Science Fiction. Again. Don't get me wrong, I love fantasy (for brevity's sake, I'm lumping sci-fi, paranormal and wizarding worlds), but there are other genres. And there are so many well-written, compelling books ignored for the trendy books, the ones Hollywood turns into blockbuster films. This is my worry -- those films are steering readers to bookshelves, virtual and real. They're creating readership for people like Roth. I enjoyed Divergent and I wish her success but do we really want our literary tastes determined by Hollywood?
The movie industry is counting on teens' supposedly insatiable appetite for fantasy. There's still the final Hunger Games, Hobbit and Divergent movies to come. Plus a film trilogy based on JK Rowling's Fantastic Beasts and Where to Find Them. I expect those movies to drive readers to those books, tightening fantasy's grip on the literary throne.

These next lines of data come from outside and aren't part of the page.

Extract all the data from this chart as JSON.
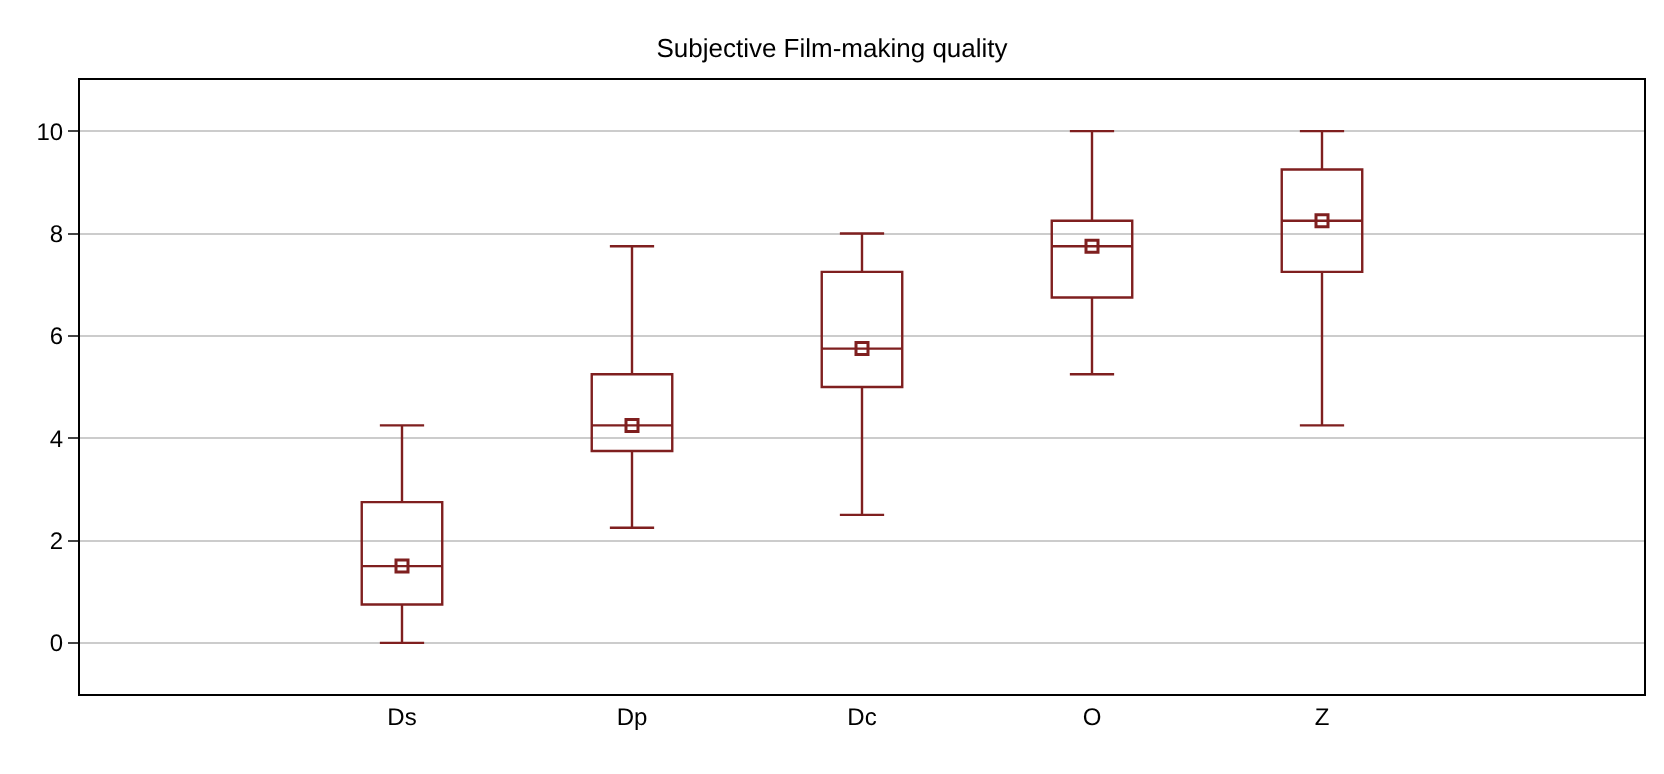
{
  "chart_data": {
    "type": "box",
    "title": "Subjective Film-making quality",
    "categories": [
      "Ds",
      "Dp",
      "Dc",
      "O",
      "Z"
    ],
    "color": "#7f1f1f",
    "marker": "square",
    "grid": "y",
    "ylim": [
      -1,
      11
    ],
    "yticks": [
      0,
      2,
      4,
      6,
      8,
      10
    ],
    "boxes": [
      {
        "low": 0,
        "q1": 0.75,
        "median": 1.5,
        "q3": 2.75,
        "high": 4.25,
        "mean": 1.5
      },
      {
        "low": 2.25,
        "q1": 3.75,
        "median": 4.25,
        "q3": 5.25,
        "high": 7.75,
        "mean": 4.25
      },
      {
        "low": 2.5,
        "q1": 5,
        "median": 5.75,
        "q3": 7.25,
        "high": 8,
        "mean": 5.75
      },
      {
        "low": 5.25,
        "q1": 6.75,
        "median": 7.75,
        "q3": 8.25,
        "high": 10,
        "mean": 7.75
      },
      {
        "low": 4.25,
        "q1": 7.25,
        "median": 8.25,
        "q3": 9.25,
        "high": 10,
        "mean": 8.25
      }
    ]
  }
}
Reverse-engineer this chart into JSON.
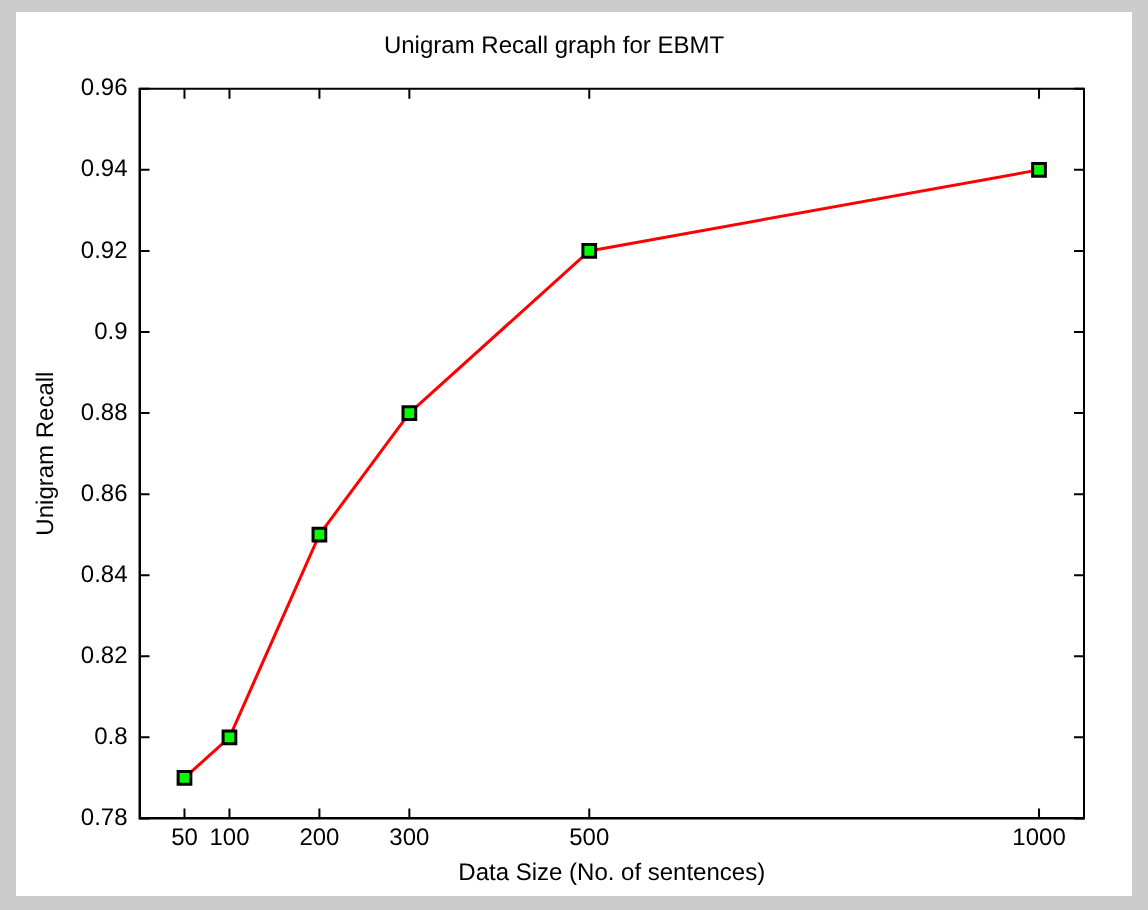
{
  "chart_data": {
    "type": "line",
    "title": "Unigram Recall graph for EBMT",
    "xlabel": "Data Size (No. of sentences)",
    "ylabel": "Unigram Recall",
    "x": [
      50,
      100,
      200,
      300,
      500,
      1000
    ],
    "series": [
      {
        "color": "#ff0000",
        "values": [
          0.79,
          0.8,
          0.85,
          0.88,
          0.92,
          0.94
        ]
      }
    ],
    "xlim": [
      0,
      1050
    ],
    "xticks": [
      50,
      100,
      200,
      300,
      500,
      1000
    ],
    "ylim": [
      0.78,
      0.96
    ],
    "yticks": [
      0.78,
      0.8,
      0.82,
      0.84,
      0.86,
      0.88,
      0.9,
      0.92,
      0.94,
      0.96
    ],
    "grid": false,
    "legend": false,
    "marker": "square",
    "line_style": "solid"
  }
}
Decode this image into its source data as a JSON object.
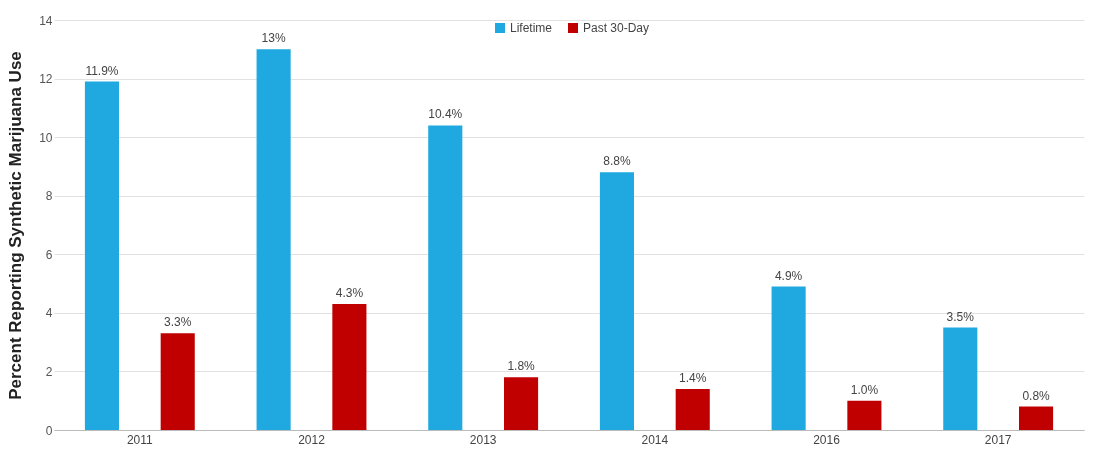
{
  "chart_data": {
    "type": "bar",
    "ylabel": "Percent Reporting Synthetic Marijuana Use",
    "categories": [
      "2011",
      "2012",
      "2013",
      "2014",
      "2016",
      "2017"
    ],
    "series": [
      {
        "name": "Lifetime",
        "color": "#1fa9e0",
        "values": [
          11.9,
          13,
          10.4,
          8.8,
          4.9,
          3.5
        ],
        "value_labels": [
          "11.9%",
          "13%",
          "10.4%",
          "8.8%",
          "4.9%",
          "3.5%"
        ]
      },
      {
        "name": "Past 30-Day",
        "color": "#c00000",
        "values": [
          3.3,
          4.3,
          1.8,
          1.4,
          1.0,
          0.8
        ],
        "value_labels": [
          "3.3%",
          "4.3%",
          "1.8%",
          "1.4%",
          "1.0%",
          "0.8%"
        ]
      }
    ],
    "ylim": [
      0,
      14
    ],
    "yticks": [
      0,
      2,
      4,
      6,
      8,
      10,
      12,
      14
    ],
    "grid": "y",
    "legend": "top"
  }
}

Despite this trend, John Green's contemporary novel The Fault in Our Stars won the 2013 Teen's Choice award, beating four fantasy titles. And Hollywood noticed. The Fault in Our Stars, the story of two teens who meet in a cancer support group, is being released June 6th. Will the movie achieve the blockbuster success of YA fantasy? If it does, will more contemporary books be converted to film and will that catapult the genre into readers' hands?
No doubt, Green, Rowell and Hopkins are super stars writing award-worthy YA books. If their books become movies that lead readers to contemporary work, well, that's not a bad thing. But I encourage readers to diversify. Sample titles outside your preferred genre and try authors who aren't on Hollywood's radar. Check out the lonely books.